1.57 twee-onder-een-kapwoningen
Twee woningen waarvan de hoofdgebouwen aan elkaar zijn gebouwd.
1.58 verblijfsgebied
Gebied bedoeld voor verblijf, waartoe in ieder geval (ontsluitings)wegen, fiets- en voetpaden, (grind)bermen, water, parkeer-, groen- en speelvoorzieningen en hondenuitlaatplaatsen worden gerekend.
1.59 verblijfsrecreatie
Recreatief verblijf, waarbij overnacht wordt in kampeermiddelen, recreatiewoningen, groepsaccommodaties en/of stacaravans.

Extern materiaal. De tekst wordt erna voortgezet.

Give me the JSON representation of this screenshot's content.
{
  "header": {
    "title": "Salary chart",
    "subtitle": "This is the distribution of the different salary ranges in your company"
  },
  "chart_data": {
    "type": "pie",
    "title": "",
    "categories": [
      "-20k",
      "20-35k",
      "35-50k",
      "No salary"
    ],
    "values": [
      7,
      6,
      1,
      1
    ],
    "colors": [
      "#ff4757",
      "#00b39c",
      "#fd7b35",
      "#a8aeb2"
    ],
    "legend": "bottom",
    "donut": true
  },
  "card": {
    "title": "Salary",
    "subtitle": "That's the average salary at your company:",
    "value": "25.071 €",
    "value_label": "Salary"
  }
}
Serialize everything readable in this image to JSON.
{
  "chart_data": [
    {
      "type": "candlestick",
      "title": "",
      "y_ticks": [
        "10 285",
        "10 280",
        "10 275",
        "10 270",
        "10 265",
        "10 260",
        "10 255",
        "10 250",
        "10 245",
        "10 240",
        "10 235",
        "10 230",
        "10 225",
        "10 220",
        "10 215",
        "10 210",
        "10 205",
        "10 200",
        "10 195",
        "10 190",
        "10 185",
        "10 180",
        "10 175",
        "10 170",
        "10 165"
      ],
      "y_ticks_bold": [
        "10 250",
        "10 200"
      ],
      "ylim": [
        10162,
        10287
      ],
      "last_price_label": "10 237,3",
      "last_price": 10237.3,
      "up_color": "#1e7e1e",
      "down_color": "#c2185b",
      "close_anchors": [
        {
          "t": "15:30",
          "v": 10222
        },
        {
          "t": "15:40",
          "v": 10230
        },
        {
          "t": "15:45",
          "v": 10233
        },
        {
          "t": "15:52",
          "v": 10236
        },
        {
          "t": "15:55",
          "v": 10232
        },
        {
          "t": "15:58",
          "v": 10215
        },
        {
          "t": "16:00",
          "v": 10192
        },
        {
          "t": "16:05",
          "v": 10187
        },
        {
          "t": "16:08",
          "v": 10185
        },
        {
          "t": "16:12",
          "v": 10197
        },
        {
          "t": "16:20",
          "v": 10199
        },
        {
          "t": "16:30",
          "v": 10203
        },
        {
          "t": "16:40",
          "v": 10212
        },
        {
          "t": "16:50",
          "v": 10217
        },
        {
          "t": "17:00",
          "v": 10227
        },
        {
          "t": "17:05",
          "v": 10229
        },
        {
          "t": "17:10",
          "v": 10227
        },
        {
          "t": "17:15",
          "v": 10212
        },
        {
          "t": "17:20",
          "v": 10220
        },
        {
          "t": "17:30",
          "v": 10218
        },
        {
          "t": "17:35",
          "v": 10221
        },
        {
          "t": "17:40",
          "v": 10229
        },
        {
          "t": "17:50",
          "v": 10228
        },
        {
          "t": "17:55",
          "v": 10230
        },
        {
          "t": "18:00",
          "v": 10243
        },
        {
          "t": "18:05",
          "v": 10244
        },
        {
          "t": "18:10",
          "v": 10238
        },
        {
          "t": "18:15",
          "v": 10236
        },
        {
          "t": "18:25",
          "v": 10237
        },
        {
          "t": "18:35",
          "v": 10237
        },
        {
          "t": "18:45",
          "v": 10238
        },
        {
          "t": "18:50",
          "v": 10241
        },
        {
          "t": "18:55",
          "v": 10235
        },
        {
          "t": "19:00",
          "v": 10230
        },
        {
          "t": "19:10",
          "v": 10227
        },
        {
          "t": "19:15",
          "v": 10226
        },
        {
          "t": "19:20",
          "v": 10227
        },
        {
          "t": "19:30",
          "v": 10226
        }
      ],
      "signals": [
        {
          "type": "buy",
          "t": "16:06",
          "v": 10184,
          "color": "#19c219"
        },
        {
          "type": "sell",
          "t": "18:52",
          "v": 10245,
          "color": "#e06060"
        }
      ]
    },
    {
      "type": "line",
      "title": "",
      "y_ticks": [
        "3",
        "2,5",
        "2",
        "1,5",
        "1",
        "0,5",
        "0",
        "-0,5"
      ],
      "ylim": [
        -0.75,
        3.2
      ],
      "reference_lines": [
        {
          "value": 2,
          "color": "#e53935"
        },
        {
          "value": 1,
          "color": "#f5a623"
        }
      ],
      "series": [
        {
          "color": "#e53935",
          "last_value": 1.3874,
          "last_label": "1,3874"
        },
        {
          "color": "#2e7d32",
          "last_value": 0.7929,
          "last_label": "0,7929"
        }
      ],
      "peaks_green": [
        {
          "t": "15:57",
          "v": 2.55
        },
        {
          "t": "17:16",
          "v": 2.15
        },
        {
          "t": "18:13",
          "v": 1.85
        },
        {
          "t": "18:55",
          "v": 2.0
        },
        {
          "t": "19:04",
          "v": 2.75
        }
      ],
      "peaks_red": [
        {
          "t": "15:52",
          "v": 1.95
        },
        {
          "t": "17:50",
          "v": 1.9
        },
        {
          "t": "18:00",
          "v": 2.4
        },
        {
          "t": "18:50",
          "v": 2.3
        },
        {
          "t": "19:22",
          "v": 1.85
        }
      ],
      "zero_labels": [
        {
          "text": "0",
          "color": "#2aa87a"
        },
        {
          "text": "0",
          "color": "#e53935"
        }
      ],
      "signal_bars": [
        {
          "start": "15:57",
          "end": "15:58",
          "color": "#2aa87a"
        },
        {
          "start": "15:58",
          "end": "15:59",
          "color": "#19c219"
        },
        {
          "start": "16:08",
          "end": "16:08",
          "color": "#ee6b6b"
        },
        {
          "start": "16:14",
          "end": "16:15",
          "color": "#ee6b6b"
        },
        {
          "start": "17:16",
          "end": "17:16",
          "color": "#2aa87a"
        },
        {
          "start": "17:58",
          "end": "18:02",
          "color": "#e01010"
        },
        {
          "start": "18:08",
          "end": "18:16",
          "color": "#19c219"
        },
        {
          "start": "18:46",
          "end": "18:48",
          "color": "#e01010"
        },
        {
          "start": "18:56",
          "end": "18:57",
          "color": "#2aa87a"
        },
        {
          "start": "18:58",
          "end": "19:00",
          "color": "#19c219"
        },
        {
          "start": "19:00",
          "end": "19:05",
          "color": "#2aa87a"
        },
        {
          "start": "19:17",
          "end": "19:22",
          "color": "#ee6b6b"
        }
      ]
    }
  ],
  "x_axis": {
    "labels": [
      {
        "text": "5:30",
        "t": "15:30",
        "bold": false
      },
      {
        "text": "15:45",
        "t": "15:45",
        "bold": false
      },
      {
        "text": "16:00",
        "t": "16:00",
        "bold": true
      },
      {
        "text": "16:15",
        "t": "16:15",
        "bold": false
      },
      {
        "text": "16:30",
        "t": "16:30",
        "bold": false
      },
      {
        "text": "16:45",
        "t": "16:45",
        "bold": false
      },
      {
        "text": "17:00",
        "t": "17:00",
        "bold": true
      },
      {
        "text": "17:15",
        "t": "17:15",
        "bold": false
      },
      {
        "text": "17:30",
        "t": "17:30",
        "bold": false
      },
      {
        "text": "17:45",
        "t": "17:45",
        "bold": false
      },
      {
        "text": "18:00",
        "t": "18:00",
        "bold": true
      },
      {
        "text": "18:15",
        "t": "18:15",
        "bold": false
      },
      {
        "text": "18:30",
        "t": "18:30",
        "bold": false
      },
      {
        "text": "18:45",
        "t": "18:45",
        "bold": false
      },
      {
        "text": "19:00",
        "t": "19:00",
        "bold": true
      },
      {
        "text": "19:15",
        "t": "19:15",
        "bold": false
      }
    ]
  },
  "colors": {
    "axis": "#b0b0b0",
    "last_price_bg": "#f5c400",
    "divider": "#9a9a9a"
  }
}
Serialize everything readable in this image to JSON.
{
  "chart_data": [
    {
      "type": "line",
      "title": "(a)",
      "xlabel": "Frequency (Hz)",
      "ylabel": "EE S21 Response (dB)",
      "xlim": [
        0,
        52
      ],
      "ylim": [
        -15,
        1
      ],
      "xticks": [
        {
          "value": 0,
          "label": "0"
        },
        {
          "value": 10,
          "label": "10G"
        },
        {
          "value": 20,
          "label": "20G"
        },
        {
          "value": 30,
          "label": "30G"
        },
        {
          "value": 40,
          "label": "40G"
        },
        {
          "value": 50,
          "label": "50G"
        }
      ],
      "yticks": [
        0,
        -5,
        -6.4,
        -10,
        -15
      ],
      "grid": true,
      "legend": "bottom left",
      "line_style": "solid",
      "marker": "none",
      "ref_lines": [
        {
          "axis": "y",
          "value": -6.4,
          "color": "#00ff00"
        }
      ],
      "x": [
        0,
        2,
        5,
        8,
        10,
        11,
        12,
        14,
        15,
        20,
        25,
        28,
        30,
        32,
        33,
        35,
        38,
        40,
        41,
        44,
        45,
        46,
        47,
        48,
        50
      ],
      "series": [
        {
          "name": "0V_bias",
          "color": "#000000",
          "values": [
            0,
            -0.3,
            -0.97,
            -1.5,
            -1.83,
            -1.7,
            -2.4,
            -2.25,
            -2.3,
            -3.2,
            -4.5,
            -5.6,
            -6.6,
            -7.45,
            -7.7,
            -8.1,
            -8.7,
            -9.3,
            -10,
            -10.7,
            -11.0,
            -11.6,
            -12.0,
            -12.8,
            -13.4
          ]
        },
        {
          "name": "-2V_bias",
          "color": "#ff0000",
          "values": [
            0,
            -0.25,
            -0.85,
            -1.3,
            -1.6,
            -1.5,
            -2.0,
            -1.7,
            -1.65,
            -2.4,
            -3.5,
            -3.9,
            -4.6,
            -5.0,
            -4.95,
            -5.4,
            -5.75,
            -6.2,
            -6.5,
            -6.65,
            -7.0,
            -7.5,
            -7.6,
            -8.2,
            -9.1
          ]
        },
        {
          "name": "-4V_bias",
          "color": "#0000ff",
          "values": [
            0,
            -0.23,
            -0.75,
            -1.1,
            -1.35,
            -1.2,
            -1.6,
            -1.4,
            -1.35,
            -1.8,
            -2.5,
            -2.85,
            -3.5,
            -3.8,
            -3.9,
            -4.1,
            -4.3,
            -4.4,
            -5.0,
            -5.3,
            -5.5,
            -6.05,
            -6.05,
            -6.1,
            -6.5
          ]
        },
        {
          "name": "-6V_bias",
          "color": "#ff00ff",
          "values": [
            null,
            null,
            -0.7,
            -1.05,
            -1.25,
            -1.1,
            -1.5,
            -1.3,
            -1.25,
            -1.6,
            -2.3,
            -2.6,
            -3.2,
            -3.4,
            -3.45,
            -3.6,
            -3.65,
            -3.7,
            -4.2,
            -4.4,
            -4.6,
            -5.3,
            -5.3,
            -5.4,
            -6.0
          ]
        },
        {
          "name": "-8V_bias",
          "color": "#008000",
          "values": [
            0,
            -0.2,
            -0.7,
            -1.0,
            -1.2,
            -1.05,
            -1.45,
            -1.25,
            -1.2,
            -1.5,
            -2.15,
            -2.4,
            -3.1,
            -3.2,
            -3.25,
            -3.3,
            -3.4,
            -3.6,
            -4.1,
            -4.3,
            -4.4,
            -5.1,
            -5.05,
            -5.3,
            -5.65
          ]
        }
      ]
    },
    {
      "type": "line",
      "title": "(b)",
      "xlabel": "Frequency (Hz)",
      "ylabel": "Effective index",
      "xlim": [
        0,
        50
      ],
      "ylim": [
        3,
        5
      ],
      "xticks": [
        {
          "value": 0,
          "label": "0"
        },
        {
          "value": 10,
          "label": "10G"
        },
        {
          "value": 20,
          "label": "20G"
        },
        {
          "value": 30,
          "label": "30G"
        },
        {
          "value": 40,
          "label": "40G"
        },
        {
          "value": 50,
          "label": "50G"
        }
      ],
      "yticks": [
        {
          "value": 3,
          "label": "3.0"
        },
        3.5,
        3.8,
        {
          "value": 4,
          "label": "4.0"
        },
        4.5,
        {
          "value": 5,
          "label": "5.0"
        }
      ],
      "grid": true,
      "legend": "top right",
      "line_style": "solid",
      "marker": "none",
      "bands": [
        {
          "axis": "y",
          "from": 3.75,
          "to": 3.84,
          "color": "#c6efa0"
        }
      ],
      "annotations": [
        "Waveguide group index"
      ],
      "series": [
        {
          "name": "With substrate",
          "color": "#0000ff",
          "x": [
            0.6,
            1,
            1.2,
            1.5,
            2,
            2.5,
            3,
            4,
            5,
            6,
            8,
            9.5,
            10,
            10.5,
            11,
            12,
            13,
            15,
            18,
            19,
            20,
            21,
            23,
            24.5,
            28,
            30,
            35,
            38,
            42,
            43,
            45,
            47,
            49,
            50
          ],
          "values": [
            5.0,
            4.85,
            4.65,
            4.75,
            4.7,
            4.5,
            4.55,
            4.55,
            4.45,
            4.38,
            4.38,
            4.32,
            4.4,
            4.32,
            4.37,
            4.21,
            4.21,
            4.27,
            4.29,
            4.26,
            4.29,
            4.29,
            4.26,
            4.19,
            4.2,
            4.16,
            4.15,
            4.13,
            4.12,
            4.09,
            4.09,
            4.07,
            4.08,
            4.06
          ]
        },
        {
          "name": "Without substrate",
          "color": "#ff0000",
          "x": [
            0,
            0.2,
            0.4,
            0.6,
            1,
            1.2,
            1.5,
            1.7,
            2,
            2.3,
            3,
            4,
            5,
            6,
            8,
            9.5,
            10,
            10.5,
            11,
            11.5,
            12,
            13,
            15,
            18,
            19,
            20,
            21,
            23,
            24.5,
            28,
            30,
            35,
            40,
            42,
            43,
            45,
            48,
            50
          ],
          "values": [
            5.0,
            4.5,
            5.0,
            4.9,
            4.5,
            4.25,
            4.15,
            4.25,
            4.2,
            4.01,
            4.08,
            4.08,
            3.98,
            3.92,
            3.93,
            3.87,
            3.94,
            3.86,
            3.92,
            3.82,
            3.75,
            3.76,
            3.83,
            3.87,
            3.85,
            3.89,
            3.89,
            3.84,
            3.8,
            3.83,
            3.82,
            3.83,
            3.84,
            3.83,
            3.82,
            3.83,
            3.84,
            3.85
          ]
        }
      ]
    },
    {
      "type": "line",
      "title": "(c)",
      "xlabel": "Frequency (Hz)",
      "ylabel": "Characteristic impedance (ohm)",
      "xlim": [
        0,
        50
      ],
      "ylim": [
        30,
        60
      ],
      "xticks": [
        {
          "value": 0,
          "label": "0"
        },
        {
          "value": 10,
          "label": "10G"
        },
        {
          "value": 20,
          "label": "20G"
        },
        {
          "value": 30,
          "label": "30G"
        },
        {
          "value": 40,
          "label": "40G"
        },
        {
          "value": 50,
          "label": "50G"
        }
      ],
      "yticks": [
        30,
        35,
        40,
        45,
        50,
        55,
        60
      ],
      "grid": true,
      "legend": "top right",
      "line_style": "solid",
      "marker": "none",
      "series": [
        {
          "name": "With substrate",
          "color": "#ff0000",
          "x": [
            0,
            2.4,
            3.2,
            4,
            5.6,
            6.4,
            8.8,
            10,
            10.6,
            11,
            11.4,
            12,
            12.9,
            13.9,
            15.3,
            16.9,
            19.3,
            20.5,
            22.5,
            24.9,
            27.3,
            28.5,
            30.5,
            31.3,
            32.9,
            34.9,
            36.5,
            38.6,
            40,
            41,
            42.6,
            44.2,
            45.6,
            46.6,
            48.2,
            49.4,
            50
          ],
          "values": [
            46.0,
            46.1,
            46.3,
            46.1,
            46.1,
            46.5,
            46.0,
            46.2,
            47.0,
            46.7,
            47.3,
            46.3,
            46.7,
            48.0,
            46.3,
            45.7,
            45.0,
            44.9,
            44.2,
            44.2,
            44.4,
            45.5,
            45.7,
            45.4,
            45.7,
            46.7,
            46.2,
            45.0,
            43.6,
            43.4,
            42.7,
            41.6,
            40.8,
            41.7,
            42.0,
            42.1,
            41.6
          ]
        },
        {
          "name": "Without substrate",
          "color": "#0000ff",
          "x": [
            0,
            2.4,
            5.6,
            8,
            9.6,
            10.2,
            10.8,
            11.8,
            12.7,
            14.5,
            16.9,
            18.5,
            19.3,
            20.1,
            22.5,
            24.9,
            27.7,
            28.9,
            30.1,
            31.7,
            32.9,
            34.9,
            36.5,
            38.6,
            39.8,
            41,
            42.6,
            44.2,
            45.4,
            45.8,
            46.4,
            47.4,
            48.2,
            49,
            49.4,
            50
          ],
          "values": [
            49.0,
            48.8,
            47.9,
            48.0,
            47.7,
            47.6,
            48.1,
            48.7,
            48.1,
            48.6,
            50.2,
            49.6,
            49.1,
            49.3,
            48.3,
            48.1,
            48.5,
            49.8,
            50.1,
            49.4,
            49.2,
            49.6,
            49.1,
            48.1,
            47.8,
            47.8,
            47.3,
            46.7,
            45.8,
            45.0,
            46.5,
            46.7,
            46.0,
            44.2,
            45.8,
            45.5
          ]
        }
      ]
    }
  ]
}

1.60 verkoopvloeroppervlakte
Het voor publiek toegankelijke deel van de winkelvloeroppervlakte, inclusief etalageruimte en de ruimte achter de toonbank dan wel kassaruimte.
1.61 windturbine
Een bouwwerk, geen gebouw zijnde, ten behoeve van de opwekking van energie door benutting van windkracht.
1.62 winkel
Een (deel van een) gebouw dat blijkens aard, indeling en inrichting kennelijk is bedoeld voor de uitoefening van detailhandel en/of het verlenen van diensten, waaronder mede worden begrepen videotheken, kapsalons en buffetverkoop. Tot de winkel worden de voor publiek toegankelijke ruimte alsmede de bijbehorende magazijnruimte, kantoren en overige dienstruimten begrepen.
1.63 woning
Een gebouw of een zelfstandig gedeelte van een gebouw dat bedoeld is voor de huisvesting van personen.
1.64 woonwagen
Een voor huisvesting van personen bestemd gebouw dat is geplaatst op een woonwagenstandplaats en dat in zijn geheel of in delen kan worden verplaatst.
1.65 woonwagenstandplaats
Terrein bestemd voor woonwagens en bijbehorende voorzieningen.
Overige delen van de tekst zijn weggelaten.